Uber se sépare de 25% de ses employés en moins d'un mois face à l'effondrement des trajets en VTC
A l'aéroport de San Francisco, le 4 mai. Avec le coronavirus, Uber et les entreprises de VTC ont été touchées de plein fouet par une forte baisse des trajets. © David Paul Morris/Bloomberg via Getty Images

C'était attendu, c'est officiel : Uber va procéder à nouvelle vague de licenciements, trois semaines après avoir annoncé a suppression de 3 700 emplois. Face à la chute des trajets en VTC un peu partout dans le monde à cause de la pandémie, la plateforme a cette fois décidé de licencier 3 000 salariés supplémentaires et de réduire drastiquement toutes les dépenses ne relevant pas de son coeur de métier.
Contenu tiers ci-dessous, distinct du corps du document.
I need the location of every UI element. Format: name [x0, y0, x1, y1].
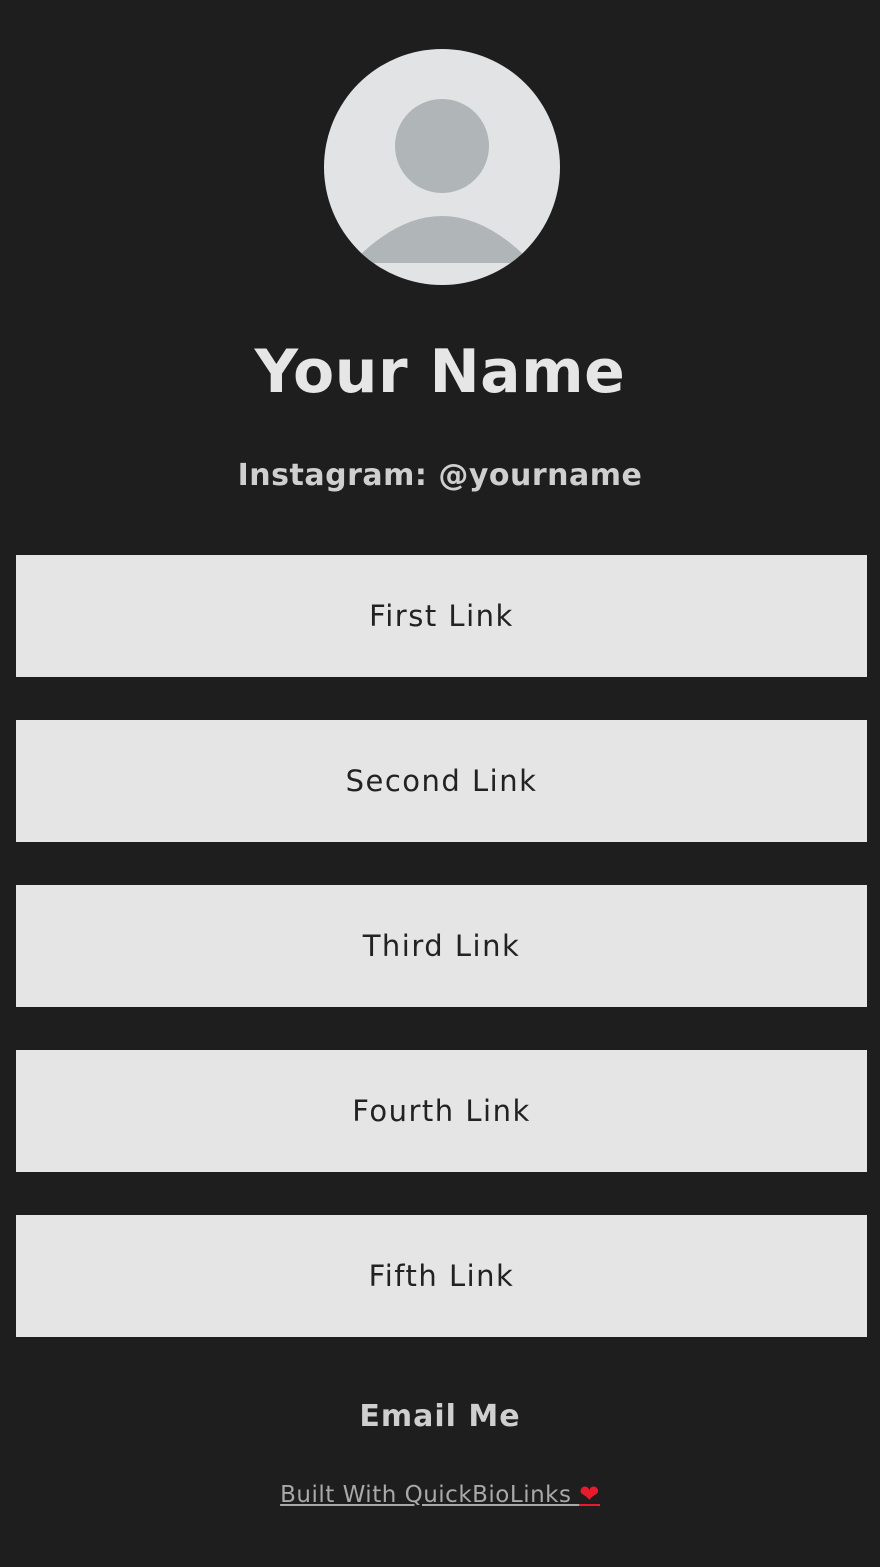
link-button-fifth[interactable]: Fifth Link	[16, 1215, 867, 1337]
link-button-fourth[interactable]: Fourth Link	[16, 1050, 867, 1172]
profile-name: Your Name	[254, 337, 626, 407]
user-silhouette-icon	[352, 99, 532, 263]
link-label: Third Link	[362, 929, 521, 963]
link-label: Second Link	[345, 764, 538, 798]
built-with-text: Built With QuickBioLinks	[280, 1482, 572, 1508]
built-with-link[interactable]: Built With QuickBioLinks ❤	[280, 1480, 600, 1508]
profile-handle: Instagram: @yourname	[237, 458, 643, 493]
email-me-link[interactable]: Email Me	[0, 1397, 880, 1437]
link-button-second[interactable]: Second Link	[16, 720, 867, 842]
link-button-first[interactable]: First Link	[16, 555, 867, 677]
avatar	[324, 49, 560, 285]
built-with-footer: Built With QuickBioLinks ❤	[0, 1478, 880, 1511]
link-label: First Link	[369, 599, 514, 633]
link-label: Fifth Link	[368, 1259, 515, 1293]
link-label: Fourth Link	[352, 1094, 531, 1128]
heart-icon: ❤	[579, 1480, 600, 1508]
link-button-third[interactable]: Third Link	[16, 885, 867, 1007]
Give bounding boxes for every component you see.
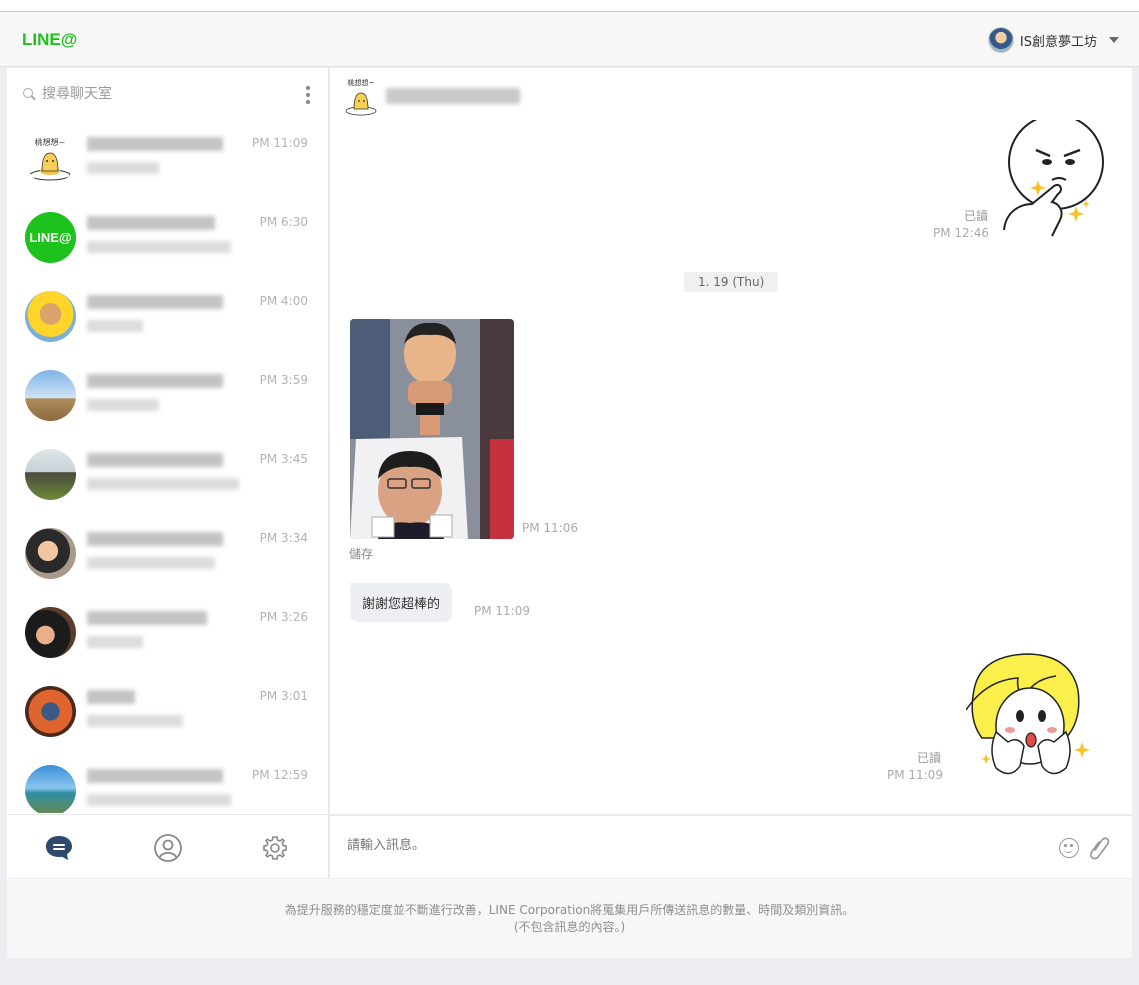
chat-preview-blurred	[87, 399, 159, 411]
sidebar-nav	[7, 814, 328, 878]
chat-time: PM 3:01	[259, 689, 308, 703]
search-icon	[23, 87, 36, 101]
message-bubble[interactable]: 謝謝您超棒的	[350, 583, 453, 622]
avatar	[25, 765, 76, 813]
chat-name-blurred	[87, 611, 207, 625]
chat-time: PM 3:34	[259, 531, 308, 545]
chat-list-item[interactable]: PM 3:34	[7, 518, 328, 597]
avatar	[25, 607, 76, 658]
chat-list-item[interactable]: PM 3:26	[7, 597, 328, 676]
chat-list-item[interactable]: LINE@ PM 6:30	[7, 202, 328, 281]
chat-list-item[interactable]: PM 3:45	[7, 439, 328, 518]
window-top-strip	[0, 0, 1139, 12]
conversation-panel: 桃想想~ 已讀 PM 12:46 1. 19 (Thu) PM 11:06 儲存…	[330, 68, 1132, 814]
chat-search	[23, 84, 313, 104]
message-input[interactable]	[347, 838, 1027, 853]
attachment-icon[interactable]	[1088, 836, 1110, 860]
contact-avatar: 桃想想~	[345, 78, 377, 116]
message-time: PM 11:09	[887, 768, 943, 782]
sticker-message[interactable]	[965, 650, 1096, 782]
privacy-notice: 為提升服務的穩定度並不斷進行改善，LINE Corporation將蒐集用戶所傳…	[7, 879, 1132, 958]
chevron-down-icon[interactable]	[1109, 37, 1119, 43]
sticker-message[interactable]	[1002, 114, 1106, 240]
settings-icon[interactable]	[260, 833, 290, 863]
line-at-logo[interactable]: LINE@	[22, 30, 77, 50]
chat-time: PM 3:45	[259, 452, 308, 466]
read-receipt: 已讀	[916, 751, 941, 765]
emoji-icon[interactable]	[1059, 838, 1079, 858]
account-menu[interactable]: IS創意夢工坊	[987, 27, 1119, 53]
chat-list-item[interactable]: PM 4:00	[7, 281, 328, 360]
avatar	[25, 291, 76, 342]
chat-name-blurred	[87, 295, 223, 309]
avatar	[25, 449, 76, 500]
message-composer	[330, 815, 1132, 878]
svg-text:桃想想~: 桃想想~	[35, 137, 66, 147]
chat-preview-blurred	[87, 241, 231, 253]
message-time: PM 11:09	[474, 604, 530, 618]
avatar	[25, 686, 76, 737]
chat-time: PM 3:26	[259, 610, 308, 624]
search-input[interactable]	[42, 86, 272, 102]
save-link[interactable]: 儲存	[349, 545, 373, 562]
chat-name-blurred	[87, 453, 223, 467]
chat-preview-blurred	[87, 478, 239, 490]
avatar	[25, 528, 76, 579]
chat-list: 桃想想~ PM 11:09 LINE@ PM 6:30 PM 4:00 PM 3…	[7, 123, 328, 813]
chat-name-blurred	[87, 374, 223, 388]
chat-sidebar: 桃想想~ PM 11:09 LINE@ PM 6:30 PM 4:00	[7, 68, 329, 878]
date-divider: 1. 19 (Thu)	[684, 272, 779, 292]
chat-preview-blurred	[87, 636, 143, 648]
chat-time: PM 3:59	[259, 373, 308, 387]
chat-list-item[interactable]: PM 3:59	[7, 360, 328, 439]
chat-preview-blurred	[87, 557, 215, 569]
read-receipt: 已讀	[963, 209, 988, 223]
line-at-avatar: LINE@	[25, 212, 76, 263]
line-at-avatar-text: LINE@	[29, 230, 72, 245]
chat-name-blurred	[87, 532, 223, 546]
more-options-icon[interactable]	[306, 86, 310, 104]
chat-preview-blurred	[87, 162, 159, 174]
chat-list-item[interactable]: PM 12:59	[7, 755, 328, 813]
chat-name-blurred	[87, 690, 135, 704]
privacy-notice-line2: (不包含訊息的內容。)	[513, 920, 626, 934]
chat-name-blurred	[87, 137, 223, 151]
conversation-name-blurred	[386, 88, 520, 104]
photo-message[interactable]	[350, 319, 514, 539]
avatar	[25, 370, 76, 421]
chat-time: PM 6:30	[259, 215, 308, 229]
app-header: LINE@ IS創意夢工坊	[0, 12, 1139, 67]
privacy-notice-line1: 為提升服務的穩定度並不斷進行改善，LINE Corporation將蒐集用戶所傳…	[284, 903, 855, 917]
chat-time: PM 11:09	[252, 136, 308, 150]
profile-icon[interactable]	[153, 833, 183, 863]
egg-sticker-avatar: 桃想想~	[25, 133, 76, 184]
chat-list-item[interactable]: 桃想想~ PM 11:09	[7, 123, 328, 202]
chat-name-blurred	[87, 216, 215, 230]
chat-icon[interactable]	[44, 833, 74, 863]
chat-time: PM 4:00	[259, 294, 308, 308]
chat-name-blurred	[87, 769, 223, 783]
chat-preview-blurred	[87, 794, 231, 806]
chat-preview-blurred	[87, 320, 143, 332]
chat-time: PM 12:59	[252, 768, 308, 782]
account-name: IS創意夢工坊	[1019, 34, 1097, 50]
conversation-header: 桃想想~	[344, 74, 520, 118]
chat-list-item[interactable]: PM 3:01	[7, 676, 328, 755]
account-avatar	[987, 27, 1014, 53]
message-time: PM 12:46	[933, 226, 989, 240]
message-time: PM 11:06	[522, 521, 578, 535]
sticker-caption: 桃想想~	[348, 78, 375, 87]
chat-preview-blurred	[87, 715, 183, 727]
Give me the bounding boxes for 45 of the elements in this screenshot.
En mois d'un mois, ce sont près de 25% de ses salariés qui vont êtres licenciés.

Uber est touché de plein fouet par les mesures de restrictions des déplacements et de confinement prises par divers gouvernements pour endiguer la pandémie de Covid-19. Le groupe a vu le nombre de transports de passagers fondre de 80% en avril. Pour faire des économies, Uber va également fermer une quarantaine de bureaux dans le monde, sur plusieurs centaines au total. "Compte tenu de l'impact dramatique de la pandémie et de la nature imprévisible de toute reprise éventuelle, nous concentrons nos efforts sur nos principales plateformes de mobilité et de livraison, et redimensionnons notre entreprise pour qu'elle corresponde aux réalités de notre activité", a commenté le directeur général de la société Dara Khosrowshahi dans un message transmis à l'AFP.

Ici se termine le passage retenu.